In Globe POS Systems v. Visual Information Products Inc. (Div Court, 2022) the Divisional Court makes the interesting point that the act of commencing a civil proceeding cannot be, in itself, be a constituent element of tort:
 The Associate Justice notes as follows at para. 12 of the Decision:
At the hearing of the motion counsel for Globe confirmed that the counterclaim asserts two causes of action: 1) intentional interference with economic relations (now known as the unlawful means tort); and 2) inducing breach of contract. The Associate Justice quoted leading authority from the Supreme Court of Canada on the elements of the “unlawful means tort” (paras. 13 and 14 of the Decision).
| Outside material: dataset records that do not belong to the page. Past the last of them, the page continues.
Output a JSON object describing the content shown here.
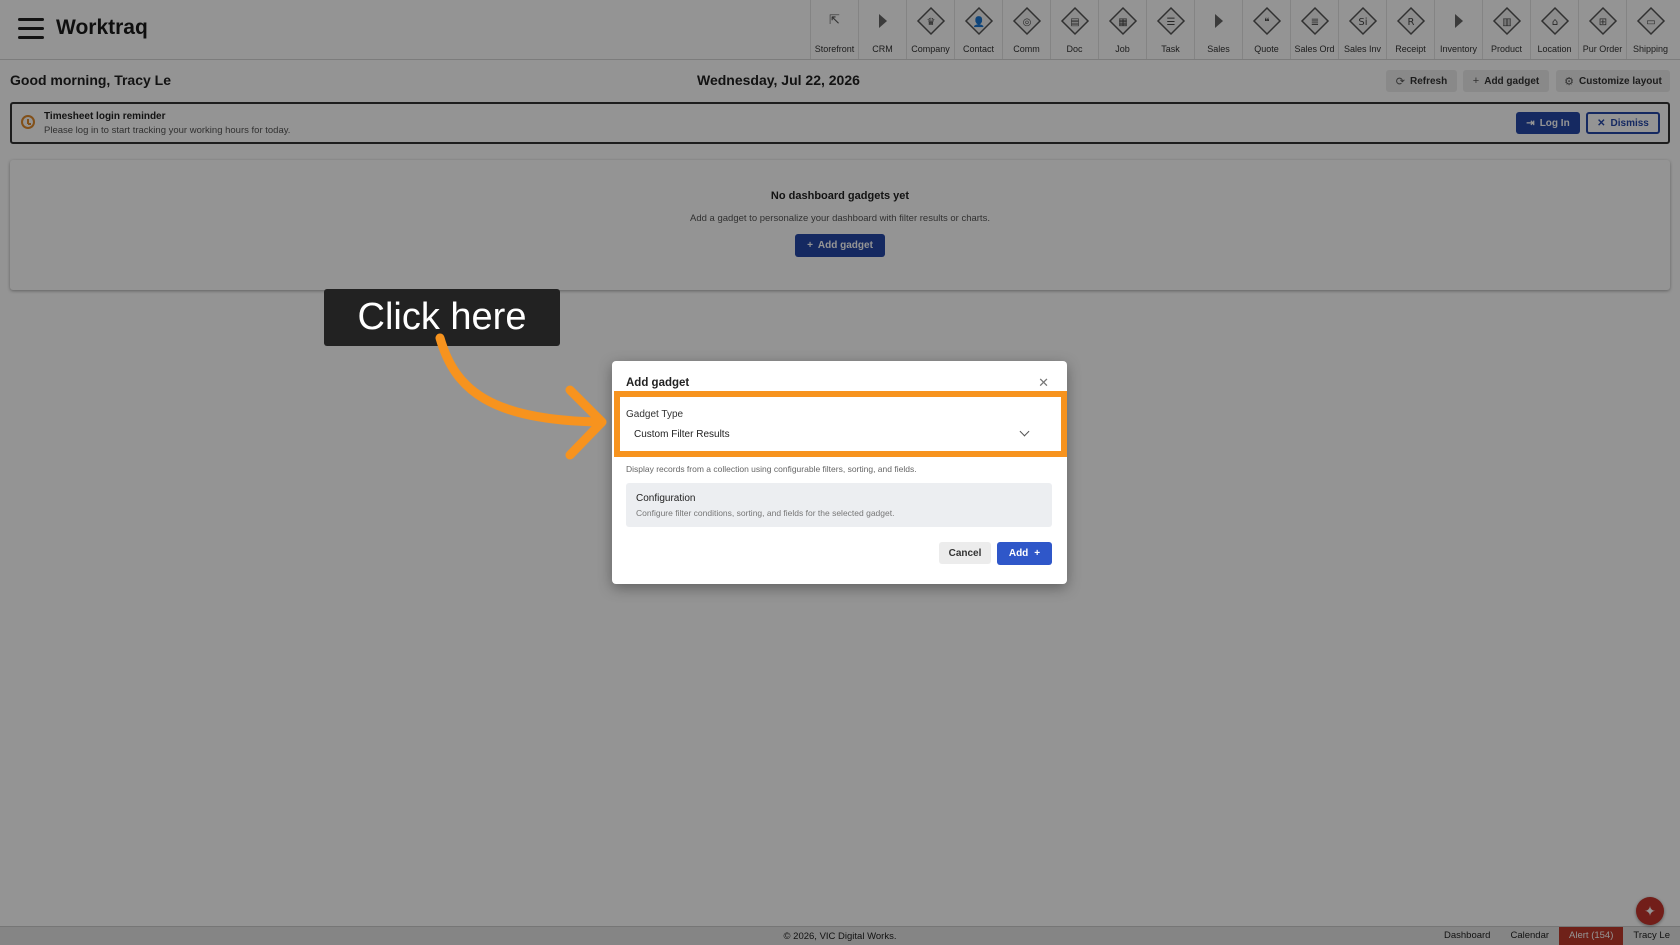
{
  "app": {
    "title": "Worktraq"
  },
  "nav": {
    "items": [
      {
        "label": "Storefront",
        "icon": "external-link-icon"
      },
      {
        "label": "CRM",
        "icon": "section-arrow-icon"
      },
      {
        "label": "Company",
        "icon": "company-icon"
      },
      {
        "label": "Contact",
        "icon": "contact-icon"
      },
      {
        "label": "Comm",
        "icon": "communication-icon"
      },
      {
        "label": "Doc",
        "icon": "document-icon"
      },
      {
        "label": "Job",
        "icon": "job-icon"
      },
      {
        "label": "Task",
        "icon": "task-icon"
      },
      {
        "label": "Sales",
        "icon": "section-arrow-icon"
      },
      {
        "label": "Quote",
        "icon": "quote-icon"
      },
      {
        "label": "Sales Ord",
        "icon": "sales-order-icon"
      },
      {
        "label": "Sales Inv",
        "icon": "sales-invoice-icon"
      },
      {
        "label": "Receipt",
        "icon": "receipt-icon"
      },
      {
        "label": "Inventory",
        "icon": "section-arrow-icon"
      },
      {
        "label": "Product",
        "icon": "product-icon"
      },
      {
        "label": "Location",
        "icon": "location-icon"
      },
      {
        "label": "Pur Order",
        "icon": "purchase-order-icon"
      },
      {
        "label": "Shipping",
        "icon": "shipping-icon"
      }
    ]
  },
  "header": {
    "greeting": "Good morning, Tracy Le",
    "date": "Wednesday, Jul 22, 2026",
    "refresh_label": "Refresh",
    "add_gadget_label": "Add gadget",
    "customize_label": "Customize layout"
  },
  "reminder": {
    "title": "Timesheet login reminder",
    "text": "Please log in to start tracking your working hours for today.",
    "login_label": "Log In",
    "dismiss_label": "Dismiss"
  },
  "empty_state": {
    "title": "No dashboard gadgets yet",
    "text": "Add a gadget to personalize your dashboard with filter results or charts.",
    "button_label": "Add gadget"
  },
  "modal": {
    "title": "Add gadget",
    "gadget_type_label": "Gadget Type",
    "gadget_type_value": "Custom Filter Results",
    "gadget_description": "Display records from a collection using configurable filters, sorting, and fields.",
    "config_title": "Configuration",
    "config_text": "Configure filter conditions, sorting, and fields for the selected gadget.",
    "cancel_label": "Cancel",
    "add_label": "Add"
  },
  "tutorial": {
    "callout_text": "Click here",
    "highlight_color": "#f7931e"
  },
  "footer": {
    "copyright": "© 2026, VIC Digital Works.",
    "links": [
      "Dashboard",
      "Calendar",
      "Alert (154)",
      "Tracy Le"
    ]
  },
  "colors": {
    "primary": "#2547a8",
    "alert": "#c0392b",
    "accent": "#f7931e"
  }
}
As held by Cromwell J., “for conduct to constitute “unlawful means” for this tort, the conduct must give rise to a civil cause of action by the third party or would do so if the third party had suffered loss as a result of that conduct” (A.I. Enterprises Ltd. v. Bram Enterprises Ltd., 2014 SCC 12, para. 76, quoted in the Decision, para. 14).
 The “third party” in the context of this appeal is Rossi. The alleged “unlawful means” is Visual’s bringing a lawsuit against Rossi. As held by the Associate Justice, “[i]t is beyond clear that this proposed pleading is not legally tenable…. Issuing a civil claim is not an unlawful act, and it cannot give rise to civil liability.” I agree.
 The Associate Justice quoted leading authority from the Court of Appeal for the test for the tort of inducing breach of contract and then correctly stated as follows (Decision, paras. 17 and 18, following Drouillard v. Cogeco Cable Inc., 2007 ONCA 322, para. 26):
If Globe is able to make out these four elements [the test for inducing breach of contract], the action may nonetheless fail if the defence of justification is available. The Associate Justice then found that “[i]t is a tenet of our legal system that any person may issue a civil action to seek redress of their rights.” On this basis, the Associate Justice concluded, “Visual is certain to be able to make out the defence of justification” (Decision, para. 19). Again, I agree.
 On the basis on which the motion was argued before the Associate Justice, she was correct in dismissing the motion. The claims of intentional interference with economic relations (the “unlawful means” tort) and inducing breach of contract are not tenable in law.